O Moto Club vive mais um momento de instabilidade administrativa após o presidente José Artur Lima Cabral Marques anunciar sua renúncia ao cargo nesta sexta-feira (27). O dirigente deixou o comando do clube após cerca de três meses e meio de gestão, citando ameaças pessoais, disputas internas e o cenário financeiro delicado enfrentado pela instituição.
Em comunicado oficial, Artur Cabral afirmou que a permanência à frente do Papão do Norte tornou-se inviável diante do ambiente de tensão dentro do clube.
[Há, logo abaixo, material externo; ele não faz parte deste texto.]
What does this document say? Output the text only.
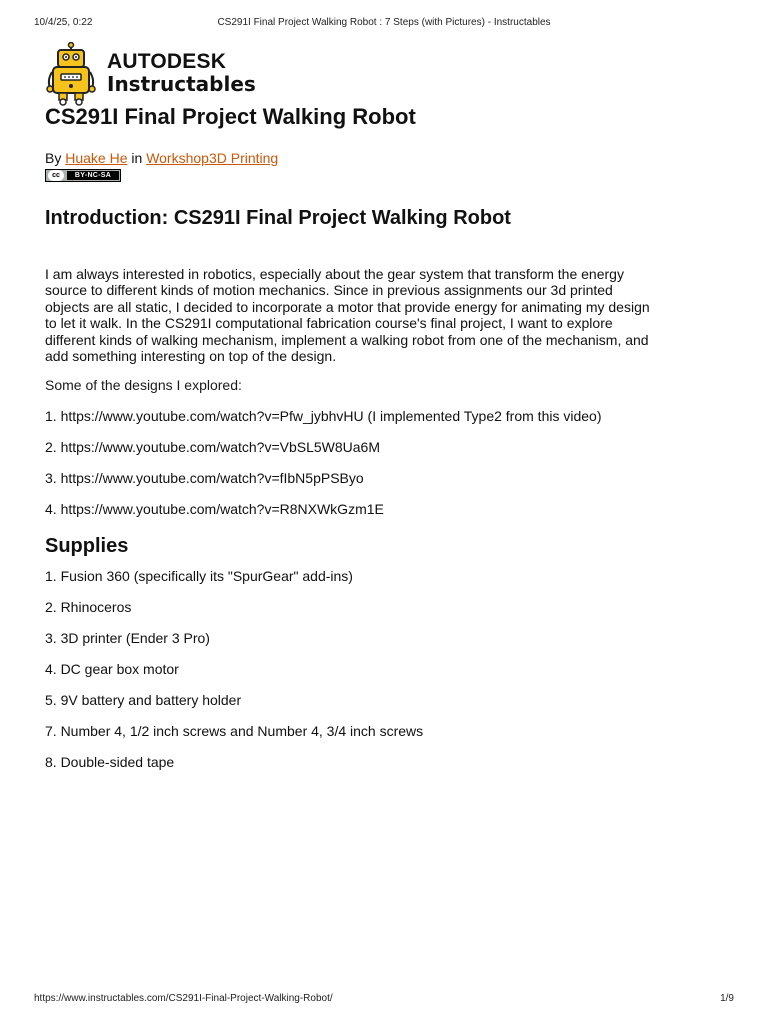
10/4/25, 0:22	CS291I Final Project Walking Robot : 7 Steps (with Pictures) - Instructables
AUTODESK
Instructables
CS291I Final Project Walking Robot
By Huake He in Workshop3D Printing
cc	BY-NC-SA
Introduction: CS291I Final Project Walking Robot
I am always interested in robotics, especially about the gear system that transform the energy
source to different kinds of motion mechanics. Since in previous assignments our 3d printed
objects are all static, I decided to incorporate a motor that provide energy for animating my design
to let it walk. In the CS291I computational fabrication course's final project, I want to explore
different kinds of walking mechanism, implement a walking robot from one of the mechanism, and
add something interesting on top of the design.
Some of the designs I explored:
1. https://www.youtube.com/watch?v=Pfw_jybhvHU (I implemented Type2 from this video)
2. https://www.youtube.com/watch?v=VbSL5W8Ua6M
3. https://www.youtube.com/watch?v=fIbN5pPSByo
4. https://www.youtube.com/watch?v=R8NXWkGzm1E
Supplies
1. Fusion 360 (specifically its "SpurGear" add-ins)
2. Rhinoceros
3. 3D printer (Ender 3 Pro)
4. DC gear box motor
5. 9V battery and battery holder
7. Number 4, 1/2 inch screws and Number 4, 3/4 inch screws
8. Double-sided tape
https://www.instructables.com/CS291I-Final-Project-Walking-Robot/	1/9
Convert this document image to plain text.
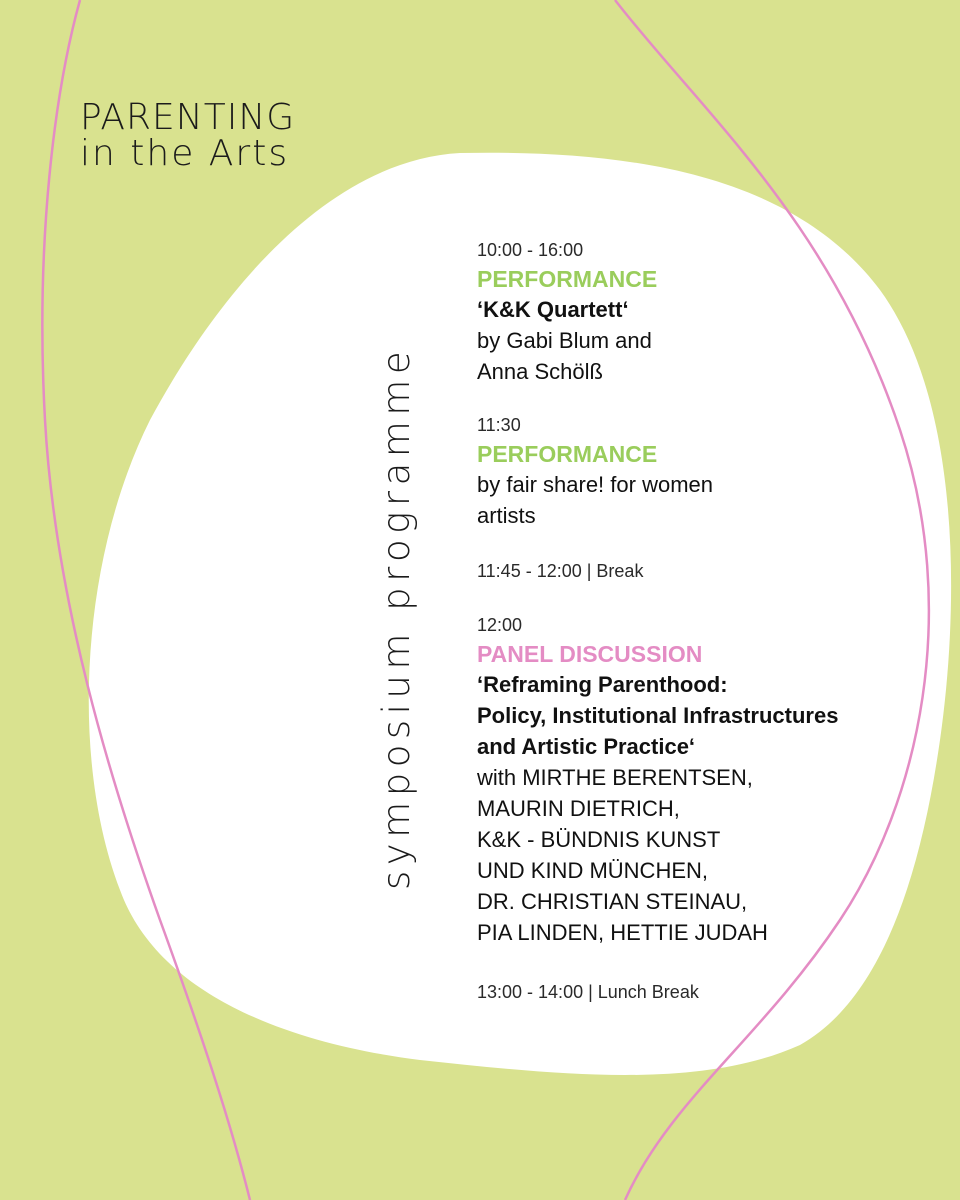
PARENTING
in the Arts
symposium programme
10:00 - 16:00
PERFORMANCE
‘K&K Quartett‘
by Gabi Blum and
Anna Schölß
11:30
PERFORMANCE
by fair share! for women
artists
11:45 - 12:00 | Break
12:00
PANEL DISCUSSION
‘Reframing Parenthood:
Policy, Institutional Infrastructures
and Artistic Practice‘
with MIRTHE BERENTSEN,
MAURIN DIETRICH,
K&K - BÜNDNIS KUNST
UND KIND MÜNCHEN,
DR. CHRISTIAN STEINAU,
PIA LINDEN, HETTIE JUDAH
13:00 - 14:00 | Lunch Break
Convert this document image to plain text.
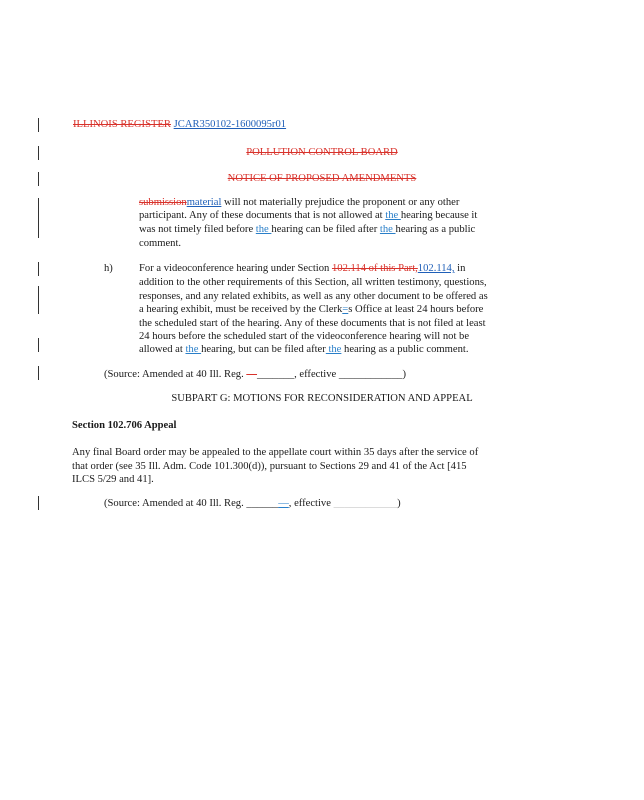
ILLINOIS REGISTER JCAR350102-1600095r01
POLLUTION CONTROL BOARD
NOTICE OF PROPOSED AMENDMENTS
submissionmaterial will not materially prejudice the proponent or any other
participant. Any of these documents that is not allowed at the hearing because it
was not timely filed before the hearing can be filed after the hearing as a public
comment.
h) For a videoconference hearing under Section 102.114 of this Part,102.114, in
addition to the other requirements of this Section, all written testimony, questions,
responses, and any related exhibits, as well as any other document to be offered as
a hearing exhibit, must be received by the Clerk=s Office at least 24 hours before
the scheduled start of the hearing. Any of these documents that is not filed at least
24 hours before the scheduled start of the videoconference hearing will not be
allowed at the hearing, but can be filed after the hearing as a public comment.
(Source: Amended at 40 Ill. Reg. —_______, effective ____________)
SUBPART G: MOTIONS FOR RECONSIDERATION AND APPEAL
Section 102.706 Appeal
Any final Board order may be appealed to the appellate court within 35 days after the service of
that order (see 35 Ill. Adm. Code 101.300(d)), pursuant to Sections 29 and 41 of the Act [415
ILCS 5/29 and 41].
(Source: Amended at 40 Ill. Reg. ______—, effective ____________)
Segundo ele, críticas constantes, ataques pessoais e disputas políticas internas contribuíram para a decisão de deixar a presidência.
O ex-dirigente relatou ainda ter recebido mensagens e telefonemas anônimos com ameaças contra sua integridade física e a de familiares, situação que teria sido determinante para o afastamento definitivo.
Durante a curta gestão, Cabral afirmou ter encontrado uma situação financeira considerada crítica. Levantamento apresentado pela diretoria apontou passivos superiores a R$ 10 milhões em processos trabalhistas, além de cerca de R$ 2 milhões em débitos tributários e civis. Também foram identificadas pendências financeiras com a Federação Maranhense de Futebol (FMF), acumuladas desde 2021.
Apesar das dificuldades, o ex-presidente destacou ações realizadas no período, como a manutenção do clube no calendário nacional, garantindo presença na Série D do Campeonato Brasileiro nas temporadas de 2026 e 2027. Ele também mencionou iniciativas voltadas às categorias de base, incluindo parcerias esportivas e medidas de contenção de despesas administrativas.
A crise institucional se ampliou após o vice-presidente Vitor Sardinha formalizar sua saída do cargo um dia antes, na quinta-feira (26). Em nota, o dirigente apontou divergências sobre estratégias de gestão, processos decisórios e comunicação interna como principais motivos da renúncia. Sardinha permanece apenas como conselheiro do clube.
Com as duas saídas, o estatuto do Moto Club prevê a assunção interina do presidente do Conselho Deliberativo, Luís Carlos Matos Almeida, que passa a responder pela administração do clube. A nova gestão provisória terá como primeira missão convocar uma assembleia extraordinária para eleição de uma nova diretoria.
Caso não haja chapas inscritas, poderá ser formada uma Junta Governativa para conduzir o Moto Club até a realização de novo processo eleitoral.